Low was originally a logwood cutter at Honduras, but quarrelling with his captain, and attempting his life, put off to sea with twelve companions, and taking a sloop, hoisted a black flag, and declared war against the world. Of his adventures with Lowther we have already made mention. In May, 1722, while off Rhode Island, the governor ordered a drum to beat up for volunteers, and fitted out two sloops with 140 men to pursue him, but Low contrived to escape, and soon after running into Port Rosemary, seized thirteen vessels at one stroke, arming a schooner of ten guns for his own use, putting eighty men on board, and calling her the Fancy. He was soon after beaten off by two armed sloops from Boston. Low waiting too long for his consort, a brigantine, to come up, in steering for the Leeward Islands, they were overtaken by a dreadful storm, the same which drowned 400 people at Jamaica, and nearly destroyed the town of Port Royal. The pirates escaped by dint of throwing over all their plunder and six of their guns, and put into one of the Caribbees to refit, buying provisions of the natives. In this storm it was that forty sail of ships were cast away in Port Royal harbour.

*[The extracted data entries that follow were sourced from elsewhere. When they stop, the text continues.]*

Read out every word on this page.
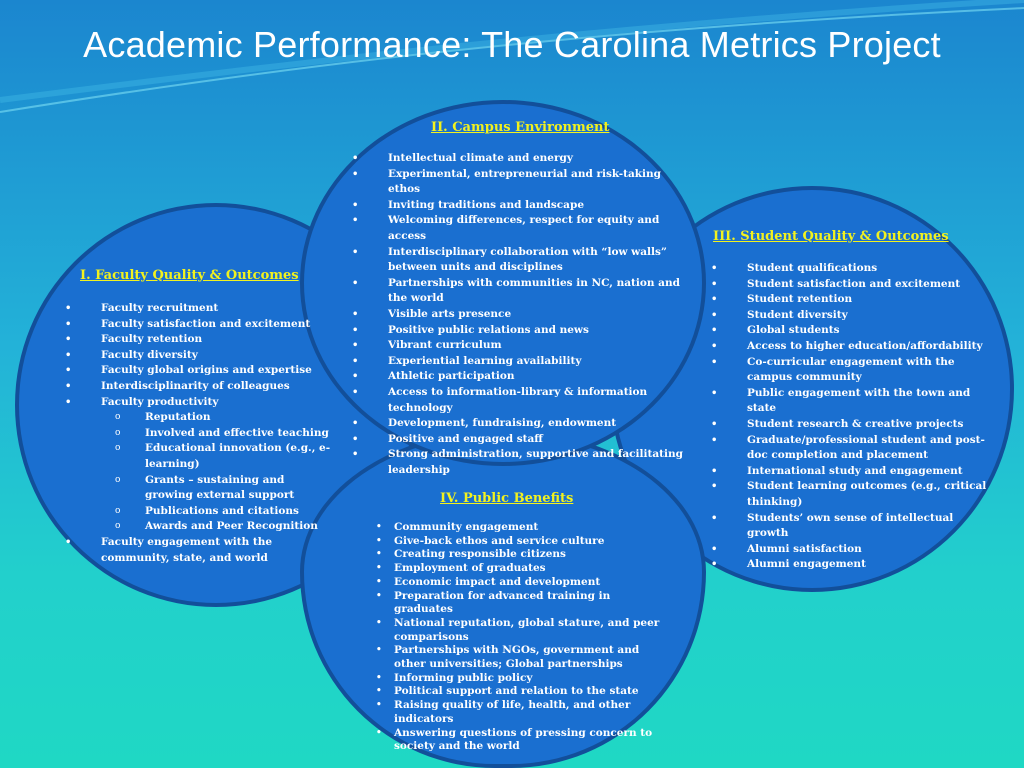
Academic Performance: The Carolina Metrics Project
II. Campus Environment
• Intellectual climate and energy
• Experimental, entrepreneurial and risk-taking ethos
• Inviting traditions and landscape
• Welcoming differences, respect for equity and access
• Interdisciplinary collaboration with “low walls” between units and disciplines
• Partnerships with communities in NC, nation and the world
• Visible arts presence
• Positive public relations and news
• Vibrant curriculum
• Experiential learning availability
• Athletic participation
• Access to information-library & information technology
• Development, fundraising, endowment
• Positive and engaged staff
• Strong administration, supportive and facilitating leadership
I. Faculty Quality & Outcomes
• Faculty recruitment
• Faculty satisfaction and excitement
• Faculty retention
• Faculty diversity
• Faculty global origins and expertise
• Interdisciplinarity of colleagues
• Faculty productivity
o Reputation
o Involved and effective teaching
o Educational innovation (e.g., e-learning)
o Grants – sustaining and growing external support
o Publications and citations
o Awards and Peer Recognition
• Faculty engagement with the community, state, and world
III. Student Quality & Outcomes
• Student qualifications
• Student satisfaction and excitement
• Student retention
• Student diversity
• Global students
• Access to higher education/affordability
• Co-curricular engagement with the campus community
• Public engagement with the town and state
• Student research & creative projects
• Graduate/professional student and post-doc completion and placement
• International study and engagement
• Student learning outcomes (e.g., critical thinking)
• Students’ own sense of intellectual growth
• Alumni satisfaction
• Alumni engagement
IV. Public Benefits
• Community engagement
• Give-back ethos and service culture
• Creating responsible citizens
• Employment of graduates
• Economic impact and development
• Preparation for advanced training in graduates
• National reputation, global stature, and peer comparisons
• Partnerships with NGOs, government and other universities; Global partnerships
• Informing public policy
• Political support and relation to the state
• Raising quality of life, health, and other indicators
• Answering questions of pressing concern to society and the world
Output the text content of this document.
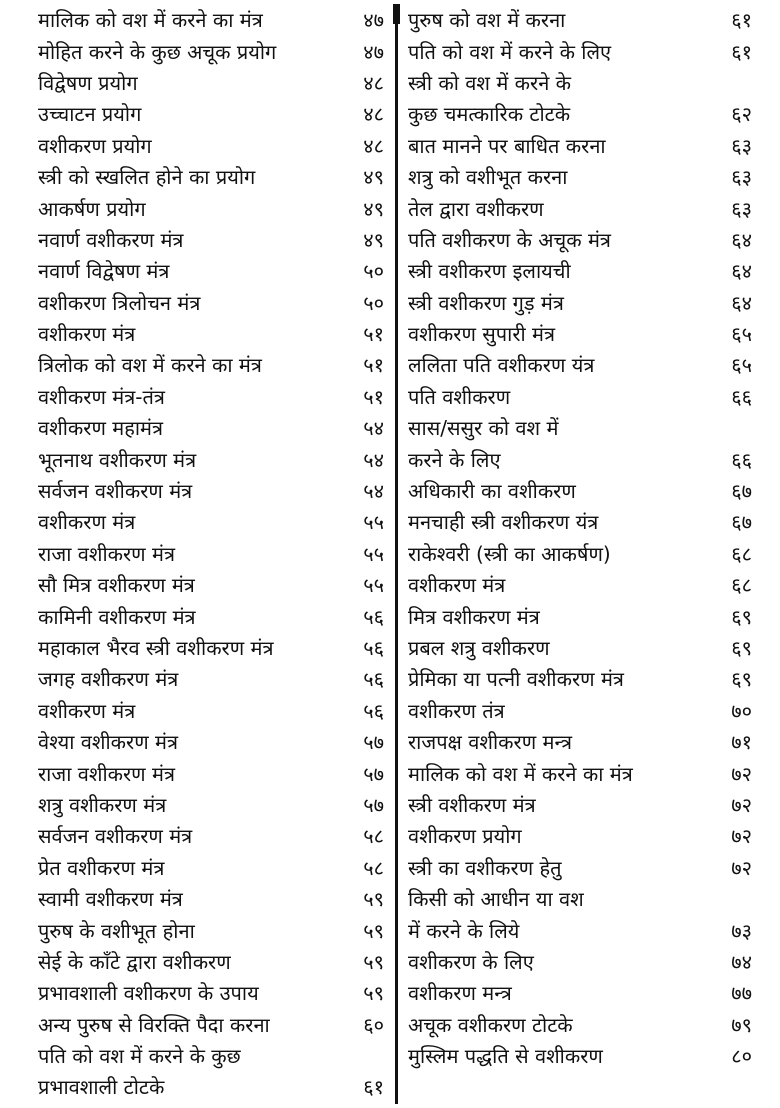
मालिक को वश में करने का मंत्र	४७
मोहित करने के कुछ अचूक प्रयोग	४७
विद्वेषण प्रयोग	४८
उच्चाटन प्रयोग	४८
वशीकरण प्रयोग	४८
स्त्री को स्खलित होने का प्रयोग	४९
आकर्षण प्रयोग	४९
नवार्ण वशीकरण मंत्र	४९
नवार्ण विद्वेषण मंत्र	५०
वशीकरण त्रिलोचन मंत्र	५०
वशीकरण मंत्र	५१
त्रिलोक को वश में करने का मंत्र	५१
वशीकरण मंत्र-तंत्र	५१
वशीकरण महामंत्र	५४
भूतनाथ वशीकरण मंत्र	५४
सर्वजन वशीकरण मंत्र	५४
वशीकरण मंत्र	५५
राजा वशीकरण मंत्र	५५
सौ मित्र वशीकरण मंत्र	५५
कामिनी वशीकरण मंत्र	५६
महाकाल भैरव स्त्री वशीकरण मंत्र	५६
जगह वशीकरण मंत्र	५६
वशीकरण मंत्र	५६
वेश्या वशीकरण मंत्र	५७
राजा वशीकरण मंत्र	५७
शत्रु वशीकरण मंत्र	५७
सर्वजन वशीकरण मंत्र	५८
प्रेत वशीकरण मंत्र	५८
स्वामी वशीकरण मंत्र	५९
पुरुष के वशीभूत होना	५९
सेई के काँटे द्वारा वशीकरण	५९
प्रभावशाली वशीकरण के उपाय	५९
अन्य पुरुष से विरक्ति पैदा करना	६०
पति को वश में करने के कुछ
प्रभावशाली टोटके	६१
पुरुष को वश में करना	६१
पति को वश में करने के लिए	६१
स्त्री को वश में करने के
कुछ चमत्कारिक टोटके	६२
बात मानने पर बाधित करना	६३
शत्रु को वशीभूत करना	६३
तेल द्वारा वशीकरण	६३
पति वशीकरण के अचूक मंत्र	६४
स्त्री वशीकरण इलायची	६४
स्त्री वशीकरण गुड़ मंत्र	६४
वशीकरण सुपारी मंत्र	६५
ललिता पति वशीकरण यंत्र	६५
पति वशीकरण	६६
सास/ससुर को वश में
करने के लिए	६६
अधिकारी का वशीकरण	६७
मनचाही स्त्री वशीकरण यंत्र	६७
राकेश्वरी (स्त्री का आकर्षण)	६८
वशीकरण मंत्र	६८
मित्र वशीकरण मंत्र	६९
प्रबल शत्रु वशीकरण	६९
प्रेमिका या पत्नी वशीकरण मंत्र	६९
वशीकरण तंत्र	७०
राजपक्ष वशीकरण मन्त्र	७१
मालिक को वश में करने का मंत्र	७२
स्त्री वशीकरण मंत्र	७२
वशीकरण प्रयोग	७२
स्त्री का वशीकरण हेतु	७२
किसी को आधीन या वश
में करने के लिये	७३
वशीकरण के लिए	७४
वशीकरण मन्त्र	७७
अचूक वशीकरण टोटके	७९
मुस्लिम पद्धति से वशीकरण	८०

Once refitted, Low sailed into St. Michael's road, and took seven sail, threatening with present death all who dared to resist. Being without water, he sent to the governor demanding some, and declaring that if none were sent he would burn all his prizes. On the governor's compliance he released six, and fitted up the seventh for himself. Another one they burnt. The crews they compelled to join them, all but one French cook, who was so fat that they said he would fry well. They then bound him to the mast, and allowed him to burn with the ship. The crew of another galley they cruelly cut and mangled, and two Portuguese friars they tied up to the yard-arm, pulling them up and down till they were dead. A Portuguese passenger looking sorrowfully on at these brutalities, one of the pirates cried out that he did not like his looks, and cut open his belly with his cutlass, so that he fell down dead. Another of the men, cutting at a prisoner, slashed Low across the upper lip, so as to lay the teeth bare. The surgeon was called to stitch up the wound, but the medical man being drunk, Low cursed him for his bungling. He replied by striking Low a blow in the mouth that broke the stitches, telling him to sew up his chops himself.
Off Madeira, they seized a fishing boat, and obtained water by a threat of hanging the fishermen. While careening at the Cape Verd Islands, after making many prizes, Low sent a sloop to St. Michael's in search of two vessels, but his crew were seized and condemned to slavery for life.
In careening his other ship, it was lost, and Low had now to fall back on his old schooner, the Fancy, which he sailed in with a hundred men. Proceeding to the West Indies, they captured, after some resistance, a rich Portuguese vessel called the Nostra Signora de Victoria, bound home from Bahia. Several of the crew they tortured till they confessed that during the chase their captain had hung a bag of 11,000 moidors out of the cabin window, and when the ship was taken dropped it into the sea. The pirates, in a fury at this, cut off his lips, broiled them before his face, and then murdered him and thirty-two of his crew. In the next month they seized four vessels, burning all those from New England.